The drug market centered around a low-rise complex in the 1800 block of South Karlov Avenue known as “The Square,” and was operated by the New Breeds street gang, according to a U.S. Department of Justice news release.
“Unfortunately for the people who live in ‘The Square,’ for the last few years that was a fortress that was taken over by a gang,” said U.S. Attorney Patrick Fitzgerald.
Authorities say the New Breeds gang, an offshoot of the Black Gangster Disciples, ran a retail drug sale operation out of the complex. They allegedly sold cocaine, crack cocaine, heroin, marijuana and guns to anybody with the cash.
According to the FBI, the gang members were doing business worth $15,000 a day, more than $5 million a year. Thanks to undercover Chicago cops, FBI wiretaps and informants, the gang has been busted.
Fifty-six alleged New Breed gang members and associates were charged in an unsealed complaint accompanied by a 166-page FBI affidavit. Authorities said 11 others were charged in related state and federal cases.
Officials said 43 of those charged were in custody by late Tuesday as 16 SWAT teams and hundreds of other officers and federal agents fanned out to make arrests.
Also seized in Tuesday's sweep were more than a kilogram of heroin, two kilograms of cocaine, seven guns, thousands of dollars in cash, a bulletproof vest and four automobiles.
"Each of the federal defendants in this case if convicted will face at least 10 years in prison, so they won't be back anytime soon," Robert D. Grant, special agent in charge of the FBI's Chicago office, said at a news conference called to announce the crackdown.
Federal officials said that drug sales in The Square were dominated by a family named Covens. One brother, Terrell Covens, is president of the recording label Projectic Groupent, officials said. The other, Trevel Covens, was described as an aspiring rap artist and the lead singer in The Brick Boys -- so named because drug dealers call The Square "the bricks."

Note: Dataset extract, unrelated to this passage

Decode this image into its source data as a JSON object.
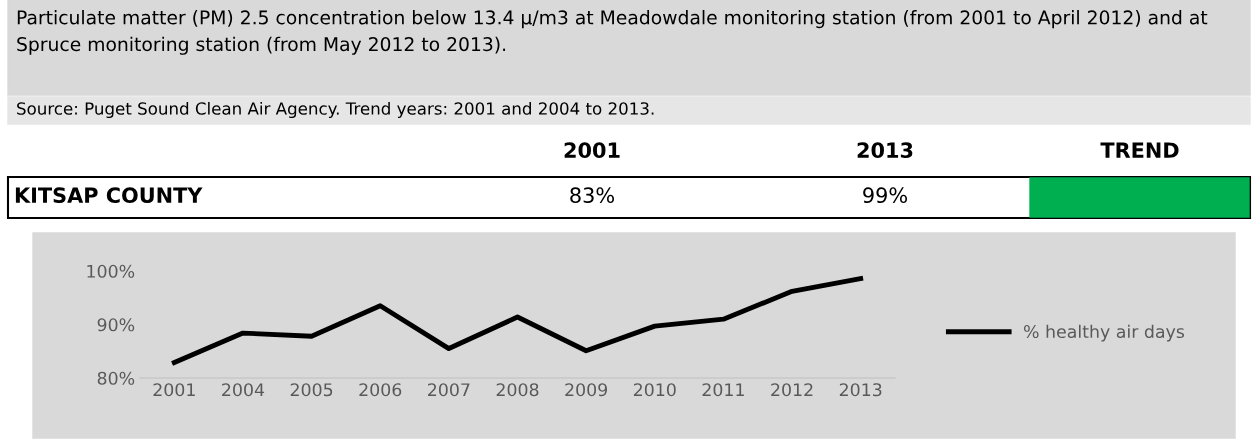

The investigation began in November of last year, when undercover officers posing as “dirty cops” approached alleged New Breeds member Ronald Turner and seized several bags of crack cocaine. Turner tried to make a deal with the officers to get the drugs back in exchange for a high-powered rifle, the release said.

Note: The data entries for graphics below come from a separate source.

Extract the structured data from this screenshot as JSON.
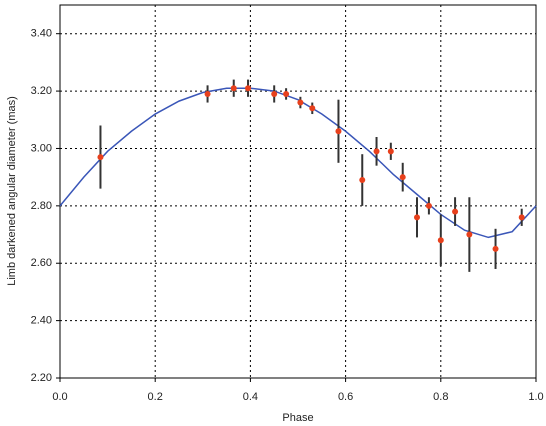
{
  "chart_data": {
    "type": "scatter",
    "xlabel": "Phase",
    "ylabel": "Limb darkened angular diameter (mas)",
    "xlim": [
      0,
      1
    ],
    "ylim": [
      2.2,
      3.5
    ],
    "xticks": [
      {
        "value": 0,
        "label": "0.0"
      },
      0.2,
      0.4,
      0.6,
      0.8,
      {
        "value": 1,
        "label": "1.0"
      }
    ],
    "yticks": [
      {
        "value": 2.2,
        "label": "2.20"
      },
      {
        "value": 2.4,
        "label": "2.40"
      },
      {
        "value": 2.6,
        "label": "2.60"
      },
      {
        "value": 2.8,
        "label": "2.80"
      },
      {
        "value": 3.0,
        "label": "3.00"
      },
      {
        "value": 3.2,
        "label": "3.20"
      },
      {
        "value": 3.4,
        "label": "3.40"
      }
    ],
    "grid": true,
    "series": [
      {
        "type": "line",
        "color": "#3a56b8",
        "x": [
          0,
          0.05,
          0.1,
          0.15,
          0.2,
          0.25,
          0.3,
          0.35,
          0.4,
          0.45,
          0.5,
          0.55,
          0.6,
          0.65,
          0.7,
          0.75,
          0.8,
          0.85,
          0.9,
          0.95,
          1.0
        ],
        "values": [
          2.8,
          2.9,
          2.99,
          3.06,
          3.12,
          3.165,
          3.195,
          3.21,
          3.21,
          3.2,
          3.17,
          3.12,
          3.06,
          2.99,
          2.91,
          2.84,
          2.77,
          2.715,
          2.69,
          2.71,
          2.8
        ]
      },
      {
        "type": "scatter",
        "color": "#e8401c",
        "error_color": "#333333",
        "x": [
          0.085,
          0.31,
          0.365,
          0.395,
          0.45,
          0.475,
          0.505,
          0.53,
          0.585,
          0.635,
          0.665,
          0.695,
          0.72,
          0.75,
          0.775,
          0.8,
          0.83,
          0.86,
          0.915,
          0.97
        ],
        "values": [
          2.97,
          3.19,
          3.21,
          3.21,
          3.19,
          3.19,
          3.16,
          3.14,
          3.06,
          2.89,
          2.99,
          2.99,
          2.9,
          2.76,
          2.8,
          2.68,
          2.78,
          2.7,
          2.65,
          2.76
        ],
        "errors": [
          0.11,
          0.03,
          0.03,
          0.03,
          0.03,
          0.02,
          0.02,
          0.02,
          0.11,
          0.09,
          0.05,
          0.03,
          0.05,
          0.07,
          0.03,
          0.09,
          0.05,
          0.13,
          0.07,
          0.03
        ]
      }
    ]
  }
}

After five telephone conversations, Turner told the officer he would bring an AK-47 rifle in return for the drugs, but he instead brought the officer a disassembled sawed-off shotgun, and because it was not an AK-47, the officer, still playing in the ruse, did not return the drugs, the release said.
Turner was arrested on March 16 by Chicago Police officers after being found with a silver handgun, the release said.

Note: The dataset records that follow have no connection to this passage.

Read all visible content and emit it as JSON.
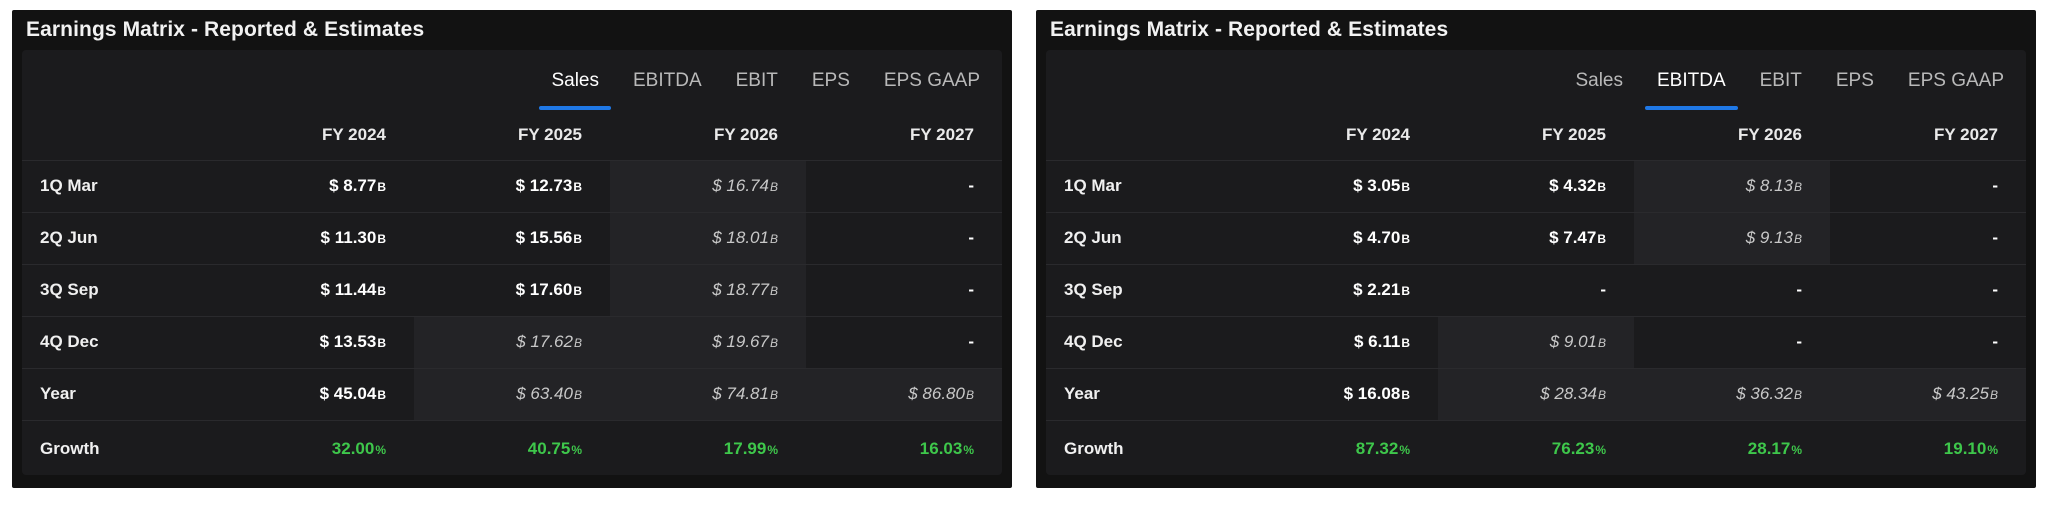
{
  "panels": [
    {
      "title": "Earnings Matrix - Reported & Estimates",
      "tabs": [
        "Sales",
        "EBITDA",
        "EBIT",
        "EPS",
        "EPS GAAP"
      ],
      "active_tab": "Sales",
      "columns": [
        "FY 2024",
        "FY 2025",
        "FY 2026",
        "FY 2027"
      ],
      "rows": [
        {
          "label": "1Q Mar",
          "cells": [
            {
              "value": "$ 8.77",
              "unit": "B",
              "estimate": false
            },
            {
              "value": "$ 12.73",
              "unit": "B",
              "estimate": false
            },
            {
              "value": "$ 16.74",
              "unit": "B",
              "estimate": true
            },
            {
              "value": "-",
              "unit": "",
              "estimate": false
            }
          ]
        },
        {
          "label": "2Q Jun",
          "cells": [
            {
              "value": "$ 11.30",
              "unit": "B",
              "estimate": false
            },
            {
              "value": "$ 15.56",
              "unit": "B",
              "estimate": false
            },
            {
              "value": "$ 18.01",
              "unit": "B",
              "estimate": true
            },
            {
              "value": "-",
              "unit": "",
              "estimate": false
            }
          ]
        },
        {
          "label": "3Q Sep",
          "cells": [
            {
              "value": "$ 11.44",
              "unit": "B",
              "estimate": false
            },
            {
              "value": "$ 17.60",
              "unit": "B",
              "estimate": false
            },
            {
              "value": "$ 18.77",
              "unit": "B",
              "estimate": true
            },
            {
              "value": "-",
              "unit": "",
              "estimate": false
            }
          ]
        },
        {
          "label": "4Q Dec",
          "cells": [
            {
              "value": "$ 13.53",
              "unit": "B",
              "estimate": false
            },
            {
              "value": "$ 17.62",
              "unit": "B",
              "estimate": true
            },
            {
              "value": "$ 19.67",
              "unit": "B",
              "estimate": true
            },
            {
              "value": "-",
              "unit": "",
              "estimate": false
            }
          ]
        },
        {
          "label": "Year",
          "cells": [
            {
              "value": "$ 45.04",
              "unit": "B",
              "estimate": false
            },
            {
              "value": "$ 63.40",
              "unit": "B",
              "estimate": true
            },
            {
              "value": "$ 74.81",
              "unit": "B",
              "estimate": true
            },
            {
              "value": "$ 86.80",
              "unit": "B",
              "estimate": true
            }
          ]
        }
      ],
      "growth": {
        "label": "Growth",
        "values": [
          "32.00",
          "40.75",
          "17.99",
          "16.03"
        ],
        "unit": "%"
      }
    },
    {
      "title": "Earnings Matrix - Reported & Estimates",
      "tabs": [
        "Sales",
        "EBITDA",
        "EBIT",
        "EPS",
        "EPS GAAP"
      ],
      "active_tab": "EBITDA",
      "columns": [
        "FY 2024",
        "FY 2025",
        "FY 2026",
        "FY 2027"
      ],
      "rows": [
        {
          "label": "1Q Mar",
          "cells": [
            {
              "value": "$ 3.05",
              "unit": "B",
              "estimate": false
            },
            {
              "value": "$ 4.32",
              "unit": "B",
              "estimate": false
            },
            {
              "value": "$ 8.13",
              "unit": "B",
              "estimate": true
            },
            {
              "value": "-",
              "unit": "",
              "estimate": false
            }
          ]
        },
        {
          "label": "2Q Jun",
          "cells": [
            {
              "value": "$ 4.70",
              "unit": "B",
              "estimate": false
            },
            {
              "value": "$ 7.47",
              "unit": "B",
              "estimate": false
            },
            {
              "value": "$ 9.13",
              "unit": "B",
              "estimate": true
            },
            {
              "value": "-",
              "unit": "",
              "estimate": false
            }
          ]
        },
        {
          "label": "3Q Sep",
          "cells": [
            {
              "value": "$ 2.21",
              "unit": "B",
              "estimate": false
            },
            {
              "value": "-",
              "unit": "",
              "estimate": false
            },
            {
              "value": "-",
              "unit": "",
              "estimate": false
            },
            {
              "value": "-",
              "unit": "",
              "estimate": false
            }
          ]
        },
        {
          "label": "4Q Dec",
          "cells": [
            {
              "value": "$ 6.11",
              "unit": "B",
              "estimate": false
            },
            {
              "value": "$ 9.01",
              "unit": "B",
              "estimate": true
            },
            {
              "value": "-",
              "unit": "",
              "estimate": false
            },
            {
              "value": "-",
              "unit": "",
              "estimate": false
            }
          ]
        },
        {
          "label": "Year",
          "cells": [
            {
              "value": "$ 16.08",
              "unit": "B",
              "estimate": false
            },
            {
              "value": "$ 28.34",
              "unit": "B",
              "estimate": true
            },
            {
              "value": "$ 36.32",
              "unit": "B",
              "estimate": true
            },
            {
              "value": "$ 43.25",
              "unit": "B",
              "estimate": true
            }
          ]
        }
      ],
      "growth": {
        "label": "Growth",
        "values": [
          "87.32",
          "76.23",
          "28.17",
          "19.10"
        ],
        "unit": "%"
      }
    }
  ],
  "colors": {
    "accent": "#1f78e6",
    "growth": "#3ec74b",
    "panel_bg": "#121212",
    "card_bg": "#1b1b1d"
  }
}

Ultimately, the investigation into Turner’s actions led to 13 federal search warrants, which resulted in the 67 arrests, the release said.
Turner, 25, was among those arrested or wanted, along with alleged gang leaders Terrell, Trevel and Lavell Covens, who are accused of being the ringleaders of the operation. They were all charged with participating in a drug distribution conspiracy that sold powder and crack cocaine, heroin, and marijuana in “The Square.”
“It’s no secret that the new organized crime in Chicago is the street gang. They’re very violent, and they make their living from the sale of street level narcotics,” said Police Supt. Phil Cline.
Cline said the undercover officers were extraordinarily brave because surveillance police who normally watch them, ready to go to the rescue if their cover is blown, were unable to see them once they were inside the housing complex.
“The New Breeds gang did not get the message from prior federal sweeps – if you engage in the street gang-controlled distribution of narcotics and use firearms, you expose yourself to federal prosecution that will relocate you for many years – in prison,” Fitzgerald said in the release. “Today, the (Chicago Police Department) and the FBI delivered that message again. The officers and agents put their own safety at risk to free this community from the grip of a gang.”
The defendants who are in custody will appear before U.S. Magistrate Judge Michael Mason in the federal courthouse downtown Wednesday morning.
“We have good days and we have bad days. Today was a good day for law enforcement, a bad day for the New Breeds Gang,” said the FBI’s Robert Grant.